[Insight-developers] Bug in CenteredRigid2DTransform

[Miller, James V (Research)]

Luis,

I understand how the transform is intended to work (though the 
documentation still has some cut and past errors from some other 
transform class).  I don't want to specify the translation as the 
null vector since I need this image to be placed back in the original
coordinates after rotation.  Which is after all what this particular 
transformation is for, right?


I still question whether the math is correct. I haven't looked at
the Jacobian math yet.


For the bigger picture:
I am trying to gain some insight into the various image to image
metrics.  So I have a program where I take an image and compute
a specified metric between the image and a transformed version of
the image.  In one case, I just translate the image around and 
measure the metric.  In another case, I pin the centers and spin
the image around its center and compute the metric to the unspun
image.

It is this latter case, where I am using the CenteredRigid2DTransform.
I want the image centers to stay aligned, with one image just rotating
about the center.  So I set the center and translation to be same
value, naming the middle of the image (in mm).

Basically, I want to see what the expected area of convergence would
be for a particular metric under the best possible circumstances.

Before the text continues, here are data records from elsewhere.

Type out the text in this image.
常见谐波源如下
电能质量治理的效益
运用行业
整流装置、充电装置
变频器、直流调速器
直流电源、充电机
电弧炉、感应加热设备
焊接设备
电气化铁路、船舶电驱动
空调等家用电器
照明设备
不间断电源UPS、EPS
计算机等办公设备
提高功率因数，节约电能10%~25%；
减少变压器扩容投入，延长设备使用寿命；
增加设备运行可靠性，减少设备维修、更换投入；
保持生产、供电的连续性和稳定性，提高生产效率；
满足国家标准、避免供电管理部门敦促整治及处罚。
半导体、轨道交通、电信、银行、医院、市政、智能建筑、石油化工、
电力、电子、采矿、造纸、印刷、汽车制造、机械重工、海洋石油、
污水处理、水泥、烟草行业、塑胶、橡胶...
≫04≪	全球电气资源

> -----Original Message-----
> From: Luis Ibanez [mailto:luis.ibanez@kitware.com]
> Sent: Friday, January 24, 2003 10:46 AM
> To: Miller, James V (Research)
> Cc: Insight-developers (E-mail)
> Subject: Re: [Insight-developers] Bug in CenteredRigid2DTransform
> 
> 
> 
> Hi Jim,
> 
> The CenteredRigid2DTransform do for you both
> the back and forth translations to the center.
> 
> The explicit translation parameter is to be
> applied after the image have been placed back
> in the original frame.
> 
> So,
> If you need just to rotate the image around
> its center. Set the Translation to a NULL vector.
> An only specify that the center of rotation is
> point P and the angle is X
> 
> The transform in this case will do:
> 
> 1) translate the image from point P to the axis origin
> 2) rotate by angle X
> 3) translate back from axis origin to point P.
> 
> 
> The current setup of the transform is extremly
> convenient for registration since it match the
> way in which we could describe a miss registration
> in terms of the image center.
> 
> E.g. if an image is missregistered only by a rotation
> with respect to the center of the image. We will
> say that there is a rotation by angle X and that
> there is no translation at all.
> 
> I agree with you in that we could have absorbed the
> second translation with the user-specified translation.
> That's mathematically correct but probably less
> intuitive for naive users.
> 
> 
> 
>     Luis
> 
> 
> 
> --------------------------------------------------
> 
> Miller, James V (Research) wrote:
> 
> > I am having trouble using the CenteredRigid2DTransform and 
> I think there 
> > is a bug in the ComputeMatrixAndOffset() method.  This 
> transform allows 
> > to specify a center of rotation and angle to rotate about 
> and an amount 
> > to translate after rotation.
> > 
> >  
> > 
> > For my task at hand, I just want to rotate an image about 
> its center. So 
> > I specify the center and translation as the same point.  
> This should 
> > translate the center of the image to the origin, rotate by 
> the specified 
> > angle and translate the center back to the original position.
> > 
> >  
> > 
> > The code to compute the offset (final composed translation 
> component of 
> > the transform) is currently
> > 
> >   offset[0] = tx + sa * cy + ( 1.0 - ca ) * cx;
> >   offset[1] = ty - sa * cx + ( 1.0 - ca ) * cy;
> > 
> > where ca, sa are the sine and cosine of the angle, cx and 
> cy are the 
> > center to rotate about, and tx and ty are the final translation.
> > 
> >  
> > 
> > I think this code should be
> > 
> >  
> > 
> >   offset[0] = tx - ca * cx + sa * cy;
> >   offset[1] = ty - sa * cx - ca * cy;
> > 
> > note the signs are set such that we translate the origin to 
> the center 
> > (shift by negative center), rotate, then translate to the specified 
> > position.
> > 
> >  
> > 
> > Does this make sense?
> > 
> > 
> > *Jim Miller*
> > */_____________________________________/*
> > /Visualization & Computer Vision//
> > /GE Research/
> > /Bldg. KW, Room C218B/
> > /P.O. Box 8, Schenectady NY 12301/
> > 
> > //_millerjv@research.ge.com <mailto:millerjv@research.ge.com>_/
> > 
> > /_james.miller@research.ge.com_/
> > /(518) 387-4005, Dial Comm: 8*833-4005, /
> > /Cell: (518) 505-7065, Fax: (518) 387-6981/
> > 
> >  
> > 
> >  
> > 
> 
> 
>